IoT is reshaping the retail industry
The Internet of Things (IoT) allows for the interconnectivity of devices and as the retail industry becomes more and more digital, it opens up the path for data and technology to be used by brands in order to connect with their consumers and expand their businesses.
The main use of IoT for retail stores is the improvement it provides on customer experience.
Personalized Customer Experience
By making use of all the customer data available, brands can better understand what their customer is looking for, and what triggers certain actions by them.
This combination of data and the Internet of Things helps brands provide a more personalized shopping experience to each customer both in-store and outside of the physical store. How? Through the use of devices such as store sensors, it becomes possible to send notifications to customers regarding their favorite products or discounts while they are inside the store.
Another option is the use of beacons which use Bluetooth to engage with customers nearby and encourage them to enter the store and make a purchase.
Another use of IoT is related to supply chain management.
Connected devices help improve inventory management by accurately identifying and tracking items. These items can be tracked from the moment they are shipped to the moment they reach the warehouse. The conditions in which the items are expected to arrive can also be identified. Meaning that if a product perishes or is mishandled and gets ruined, warehouse managers will quickly become aware of this and take it into consideration as far as inventory goes.

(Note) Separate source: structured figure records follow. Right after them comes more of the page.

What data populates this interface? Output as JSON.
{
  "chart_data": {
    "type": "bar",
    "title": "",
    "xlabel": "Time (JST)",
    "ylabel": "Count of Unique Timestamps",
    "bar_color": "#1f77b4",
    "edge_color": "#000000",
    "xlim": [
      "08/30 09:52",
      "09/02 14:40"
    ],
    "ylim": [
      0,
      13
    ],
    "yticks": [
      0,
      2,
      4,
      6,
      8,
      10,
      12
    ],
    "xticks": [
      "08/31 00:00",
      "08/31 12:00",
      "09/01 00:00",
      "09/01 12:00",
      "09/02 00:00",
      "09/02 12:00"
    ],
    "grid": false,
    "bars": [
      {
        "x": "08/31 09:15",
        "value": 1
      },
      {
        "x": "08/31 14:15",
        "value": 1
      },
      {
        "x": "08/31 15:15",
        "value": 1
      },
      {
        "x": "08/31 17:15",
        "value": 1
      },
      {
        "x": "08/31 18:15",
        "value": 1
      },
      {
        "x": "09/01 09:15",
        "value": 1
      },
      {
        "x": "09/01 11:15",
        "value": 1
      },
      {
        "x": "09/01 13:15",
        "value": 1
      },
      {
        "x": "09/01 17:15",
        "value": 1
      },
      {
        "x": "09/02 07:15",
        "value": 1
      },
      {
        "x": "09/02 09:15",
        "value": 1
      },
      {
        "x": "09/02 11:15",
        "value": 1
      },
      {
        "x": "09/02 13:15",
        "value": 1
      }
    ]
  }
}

This allows businesses to be aware of their inventory at all times and avoids situations such as orders of items that turn out not to be available which can be a source of discontentment to consumers.
It also increases the efficiency of warehouse staff as it helps them organize and manage the warehouse, therefore reducing the costs of personnel.
More and more, convenience is at the very top of consumers’ priorities.
To meet this demand, big stores are already moving towards cashier-free models, such as the Amazon Go stores, in which, through the use of cameras, beacons, and RFID readers, consumers can grab what they want and have these purchases automatically charged to their credit cards without having to wait in line to pay.
Although Amazon is the pioneer in this specific cashier-free model, other stores are beginning to introduce checkout-free systems through which consumers can scan the products on their phone and pay for them via services such as Apple Pay. An example of this is Sainsbury’s in London.
As the use of voice for browsing increases in popularity, businesses will have to adapt their online communication to different types of queries and search terms in order not to decrease their online presence.
This is especially the case for retail brands. Why? Because of AI-powered voice assistants such as Amazon Echo and Google Home. As the use of these devices becomes more common, consumers will begin to use them to order products online, among other things.
As such, these brands have an opportunity to start adjusting their online presence and SEO efforts to voice searches so they can be ready and ahead of the competition when this type of browsing takes over the market.
The retail industry will be extremely affected, in a good way, by the IoT. If used properly it can bring massive advantages to retail brands and help them step into the future.
When it comes to customer experience, connected devices can help increase sales and bring more customers through the door.
However, many customers still consider personalized marketing to be very intrusive so brands should tread lightly when using IoT systems and technologies to target users, as it can very well backfire when done excessively or in the wrong way. If users feel intruded upon or as if they have had their privacy invaded, they will develop a bad connection to your brand and that is hard to come back from.
A positive way in which to use these technologies to reinforce customers’ ties to a brand is through the smart shopping systems that have been slowly popping up in some stores.
These systems are a clear example of how omnichannel is important to answer consumers’ needs. Brands are increasingly working towards connecting the offline and online channels in order to offer consumers a seamless purchasing experience which is made possible by product recognition technologies and, ultimately, the Internet of Things.